Usually, there's no finer book recommendation than that sweet phrase "I couldn't put it down." But let me recommend Philip Yancey's new book on prayer with the opposite, yet equally enthusiastic, encomium: one of the many small evidences of this book's forcefulness is the number of times I did put it down—the number of times I interrupted my reading because I was inspired to pray.
|
|
|
|
I own and have read dozens, possibly hundreds, of books on prayer. A whole bookcase, right next to my desk, is filled with them: Dom Gregory Dix's The Shape of the Liturgy, Roberta Bondi's To Pray and to Love, F. D. Maurice's sermons on the Lord's Prayer… . Once upon a time I thought that my devotion to reading about prayer was a mark of my spiritual advancement. Eventually I came to realize my mistake: in fact, I love books on prayer not because I am uniquely prayerful, but because it is far, far easier to read about prayer than to actually pray. It is the rare book about prayer that, rather than inadvertently distracting me from the pursuit of a praying life, actually prompts me to pray. Yancey's Prayer is one such book, and I am grateful for it.
Yancey freely airs his own struggles with praying. He marvels at friends who sit in meditative prayer for an hour a day, and admits that he can labor to pray for fifteen minutes. Characteristically, he tackles the hard questions, starting with the toughest: does prayer make any difference? Yancey's answer is a resounding yes. He notes both that prayer can change the person praying, making her more compassionate or more attentive or more humane, and that prayer can affect the course of human events. In particular, Yancey singles out the downfall of Communism and the end of apartheid as political transformations in which he believes "prayer played a crucial role."
Yet some of Yancey's most important observations are about the times when God does not answer prayer. Rejecting the familiar, awful platitudes that well-meaning Christians so often dispense (such as "God did answer your prayer—the answer was no!"), Yancey directs our attention to the many biblical instances of unanswered prayer: David's pleas that his and Bathsheba's son live, the requests of Moses, Job, Jonah, and Elijah to die, Israel's sometimes-unanswered prayers for military victory, Jeremiah's prayers that Jerusalem be spared destruction. Paul "had his share of unanswered prayers: you need only read his luminous prayers for churches and then read the sad record of those churches to realize how far short they fell of the ideal for which he prayed." And of course Jesus' cry of dereliction on the cross—Eli, eli, lama sabachtani—is the quintessential unanswered prayer.
While insisting that there is no formula for right living that will ensure an answer to one's prayers, Yancey does offer a prophetic reminder, which is as disturbing today as when Isaiah and Malachi first made the point: a lack of concern for orphans and widows, and complicity in social injustice, are directly related to God's hearing, or not hearing, our prayers. As the book of Proverbs puts it, "If a man shuts his ears to the cry of the poor, he too will cry out and not be answered."

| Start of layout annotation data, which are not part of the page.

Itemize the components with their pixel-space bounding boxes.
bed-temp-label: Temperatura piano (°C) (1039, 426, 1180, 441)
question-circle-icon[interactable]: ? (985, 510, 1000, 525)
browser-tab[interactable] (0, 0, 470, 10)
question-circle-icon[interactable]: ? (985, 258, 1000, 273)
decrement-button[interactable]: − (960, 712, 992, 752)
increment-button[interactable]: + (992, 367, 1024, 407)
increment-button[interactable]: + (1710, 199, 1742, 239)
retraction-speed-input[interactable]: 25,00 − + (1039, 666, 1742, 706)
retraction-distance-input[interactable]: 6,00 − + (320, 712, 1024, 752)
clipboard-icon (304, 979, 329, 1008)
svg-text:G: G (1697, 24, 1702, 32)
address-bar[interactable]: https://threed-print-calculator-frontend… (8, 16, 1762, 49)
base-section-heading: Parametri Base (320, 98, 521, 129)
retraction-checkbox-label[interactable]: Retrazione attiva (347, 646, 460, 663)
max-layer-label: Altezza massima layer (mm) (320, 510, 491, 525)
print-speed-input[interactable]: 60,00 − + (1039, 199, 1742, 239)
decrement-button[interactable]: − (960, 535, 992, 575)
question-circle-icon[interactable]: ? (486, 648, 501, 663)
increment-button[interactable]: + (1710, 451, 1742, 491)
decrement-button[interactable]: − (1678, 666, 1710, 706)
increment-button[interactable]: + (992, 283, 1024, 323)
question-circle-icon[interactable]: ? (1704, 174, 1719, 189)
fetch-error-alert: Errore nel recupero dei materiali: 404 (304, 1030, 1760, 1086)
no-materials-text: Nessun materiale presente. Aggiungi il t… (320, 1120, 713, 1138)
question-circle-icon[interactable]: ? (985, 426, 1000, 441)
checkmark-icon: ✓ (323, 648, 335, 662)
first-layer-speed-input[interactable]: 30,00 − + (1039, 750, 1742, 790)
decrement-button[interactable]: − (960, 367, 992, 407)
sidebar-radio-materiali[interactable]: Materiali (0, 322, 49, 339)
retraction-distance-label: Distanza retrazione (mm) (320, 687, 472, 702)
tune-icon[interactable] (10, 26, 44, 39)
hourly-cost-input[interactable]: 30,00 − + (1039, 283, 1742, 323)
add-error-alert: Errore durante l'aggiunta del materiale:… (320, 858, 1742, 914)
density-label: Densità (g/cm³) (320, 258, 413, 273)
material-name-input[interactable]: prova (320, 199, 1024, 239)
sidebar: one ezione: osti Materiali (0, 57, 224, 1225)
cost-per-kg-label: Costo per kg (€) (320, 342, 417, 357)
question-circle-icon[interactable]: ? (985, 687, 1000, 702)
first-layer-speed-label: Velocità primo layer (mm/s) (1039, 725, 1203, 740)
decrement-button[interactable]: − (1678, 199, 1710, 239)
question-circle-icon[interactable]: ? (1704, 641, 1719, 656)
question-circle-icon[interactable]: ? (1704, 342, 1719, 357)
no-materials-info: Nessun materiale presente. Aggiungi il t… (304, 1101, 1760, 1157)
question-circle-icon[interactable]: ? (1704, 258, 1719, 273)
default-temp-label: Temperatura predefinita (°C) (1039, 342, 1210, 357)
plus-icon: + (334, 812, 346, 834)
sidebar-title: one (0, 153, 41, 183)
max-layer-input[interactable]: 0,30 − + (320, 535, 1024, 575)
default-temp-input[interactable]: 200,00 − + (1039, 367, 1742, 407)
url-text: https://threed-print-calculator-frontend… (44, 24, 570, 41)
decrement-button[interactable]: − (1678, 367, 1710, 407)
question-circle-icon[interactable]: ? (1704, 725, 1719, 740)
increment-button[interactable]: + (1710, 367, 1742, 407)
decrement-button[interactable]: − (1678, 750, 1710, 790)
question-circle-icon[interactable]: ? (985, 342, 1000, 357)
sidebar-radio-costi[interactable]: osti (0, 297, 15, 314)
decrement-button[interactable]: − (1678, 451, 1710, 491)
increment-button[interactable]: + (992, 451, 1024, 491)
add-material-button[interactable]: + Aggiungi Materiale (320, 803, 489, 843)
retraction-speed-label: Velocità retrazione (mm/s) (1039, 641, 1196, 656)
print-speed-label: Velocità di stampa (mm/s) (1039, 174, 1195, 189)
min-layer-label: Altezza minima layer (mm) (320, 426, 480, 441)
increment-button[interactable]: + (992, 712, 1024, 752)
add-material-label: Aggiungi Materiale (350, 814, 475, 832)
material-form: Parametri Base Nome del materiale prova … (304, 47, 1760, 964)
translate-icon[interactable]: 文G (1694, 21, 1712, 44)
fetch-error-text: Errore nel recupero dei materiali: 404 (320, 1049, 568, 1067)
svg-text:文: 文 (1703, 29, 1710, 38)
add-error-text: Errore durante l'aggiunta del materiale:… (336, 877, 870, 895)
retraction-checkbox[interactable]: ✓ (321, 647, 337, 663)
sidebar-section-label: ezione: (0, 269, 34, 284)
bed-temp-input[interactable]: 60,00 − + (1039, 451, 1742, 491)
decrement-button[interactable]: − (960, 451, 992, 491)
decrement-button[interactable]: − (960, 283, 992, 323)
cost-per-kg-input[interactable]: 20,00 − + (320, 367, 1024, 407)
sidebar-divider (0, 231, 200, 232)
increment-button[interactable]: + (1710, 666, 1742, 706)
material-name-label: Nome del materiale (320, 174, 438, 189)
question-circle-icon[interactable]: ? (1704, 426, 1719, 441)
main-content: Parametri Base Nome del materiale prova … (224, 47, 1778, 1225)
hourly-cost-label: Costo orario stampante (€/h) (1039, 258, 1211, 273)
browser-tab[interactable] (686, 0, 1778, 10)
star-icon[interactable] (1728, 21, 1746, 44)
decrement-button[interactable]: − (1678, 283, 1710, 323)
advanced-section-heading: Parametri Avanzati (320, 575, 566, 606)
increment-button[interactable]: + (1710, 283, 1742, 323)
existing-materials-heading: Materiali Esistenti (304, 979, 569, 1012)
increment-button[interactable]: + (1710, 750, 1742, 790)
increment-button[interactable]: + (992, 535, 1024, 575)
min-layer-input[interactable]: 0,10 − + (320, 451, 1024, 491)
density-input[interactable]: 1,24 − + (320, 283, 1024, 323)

Yancey muses compellingly on God's desire for human freedom. Yes, we want our prayers answered, but what kind of world would this be if, whenever we asked for something, poof: it appeared. Returning again to Scripture, Yancey notes that God does occasionally intervene directly in the natural order – causing a plague, or reversing a disabling illness. But "apart from these rare events called miracles," the Bible does not emphasize God's dramatic, unexpected intervention in human affairs. Scripture is much more interested in capturing God's "ongoing providence… . God's will being done through the course of nature and ordinary human activity: rain falling and seeds sprouting, farmers planting and harvesting, the strong caring for the weak, the haves giving to the have-nots, the healthy ministering to the sick. We tend to place God's activity in a different category from natural or human activity; the Bible tends to draw them together," and it is in that context that we must think about prayer. Prayer is not only about our asking God to intervene in our lives; it is also, and perhaps more essentially, about our entering into and aligning ourselves with the work that God is already doing in his creation.